“Naturally? It’s your property, Rupert.”

“Then that settles it. We’ll get some one to run us up a cottage on the Edge quite quickly. Really a cottage, I mean. I shall be working as a workman and I ought to live as one. I shan’t do that, but it won’t be a mansion pretending to be a cottage.”

“Well!” said Gertrude. “A cottage on the Edge!”

“We have to grow, Rupert and I,” said Mary. “We aren’t big enough for the Hall yet.”

“I feel about a quarter of an inch high, uncle, when I think of those mills... those thousands of men.”

“Oh, the workpeople,” said Gertrude, putting them in their place. “Your uncle tells me some of them dared to hiss.”

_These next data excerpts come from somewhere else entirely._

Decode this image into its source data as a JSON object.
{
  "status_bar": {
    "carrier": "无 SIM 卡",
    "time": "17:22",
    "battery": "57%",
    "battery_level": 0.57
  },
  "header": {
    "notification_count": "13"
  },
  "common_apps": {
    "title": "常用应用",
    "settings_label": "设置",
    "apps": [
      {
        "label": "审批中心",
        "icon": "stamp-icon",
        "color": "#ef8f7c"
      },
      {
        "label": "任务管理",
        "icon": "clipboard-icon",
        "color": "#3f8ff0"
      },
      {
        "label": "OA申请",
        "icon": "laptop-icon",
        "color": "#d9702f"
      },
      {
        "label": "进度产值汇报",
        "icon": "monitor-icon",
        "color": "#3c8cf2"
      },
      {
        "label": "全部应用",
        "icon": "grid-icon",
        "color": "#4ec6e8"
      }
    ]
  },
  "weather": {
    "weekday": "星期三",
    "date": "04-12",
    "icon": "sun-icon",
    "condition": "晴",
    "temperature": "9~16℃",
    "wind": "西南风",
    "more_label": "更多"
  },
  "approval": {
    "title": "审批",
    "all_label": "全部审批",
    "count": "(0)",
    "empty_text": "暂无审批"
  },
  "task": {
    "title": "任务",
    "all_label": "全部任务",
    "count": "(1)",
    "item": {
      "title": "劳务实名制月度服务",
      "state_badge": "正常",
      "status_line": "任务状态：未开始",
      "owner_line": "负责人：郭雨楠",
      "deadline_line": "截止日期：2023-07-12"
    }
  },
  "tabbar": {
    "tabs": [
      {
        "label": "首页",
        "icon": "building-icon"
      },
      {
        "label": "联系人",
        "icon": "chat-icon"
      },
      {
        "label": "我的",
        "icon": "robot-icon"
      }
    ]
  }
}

“Yes, I want to talk to you about that, uncle.”

William shuffled in his chair. “Not very nice of them, was it?”

“Impertinents,” said Gertrude. “They ought to be locked up.”

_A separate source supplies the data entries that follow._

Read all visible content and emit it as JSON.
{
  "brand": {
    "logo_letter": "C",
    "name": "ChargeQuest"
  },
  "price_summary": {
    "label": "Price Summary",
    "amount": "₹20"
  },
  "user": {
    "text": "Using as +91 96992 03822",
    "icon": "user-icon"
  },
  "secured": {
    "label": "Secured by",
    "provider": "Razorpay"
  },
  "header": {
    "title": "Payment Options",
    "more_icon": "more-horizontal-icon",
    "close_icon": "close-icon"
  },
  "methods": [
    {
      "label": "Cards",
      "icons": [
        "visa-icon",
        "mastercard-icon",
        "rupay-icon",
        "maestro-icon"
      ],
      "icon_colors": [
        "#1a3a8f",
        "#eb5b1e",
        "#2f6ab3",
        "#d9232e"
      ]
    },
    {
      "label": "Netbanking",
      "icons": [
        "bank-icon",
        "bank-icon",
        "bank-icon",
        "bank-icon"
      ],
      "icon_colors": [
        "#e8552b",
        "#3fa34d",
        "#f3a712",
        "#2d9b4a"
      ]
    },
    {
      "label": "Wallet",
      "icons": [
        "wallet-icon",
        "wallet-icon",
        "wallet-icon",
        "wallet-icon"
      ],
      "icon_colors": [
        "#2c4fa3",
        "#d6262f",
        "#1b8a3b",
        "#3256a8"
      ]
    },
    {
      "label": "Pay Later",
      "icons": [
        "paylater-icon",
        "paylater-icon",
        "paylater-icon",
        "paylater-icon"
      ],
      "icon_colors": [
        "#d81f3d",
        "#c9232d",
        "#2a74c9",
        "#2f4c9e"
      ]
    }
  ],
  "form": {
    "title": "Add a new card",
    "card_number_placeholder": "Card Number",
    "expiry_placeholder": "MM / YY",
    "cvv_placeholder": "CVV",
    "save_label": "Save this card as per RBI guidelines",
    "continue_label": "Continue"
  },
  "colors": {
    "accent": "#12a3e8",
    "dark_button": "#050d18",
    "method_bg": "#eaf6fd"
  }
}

Rupert stared at her. If this was the attitude of the Hall, he thought, no wonder there had been a show of resentment. But it was only Gertrude’s attitude. “Would you also lock up,” said William, “the very many who did a deadlier thing than hissing? The men who stayed away, the men who went home ignoring Rupert altogether? We’d have to close the mills for lack of labor.”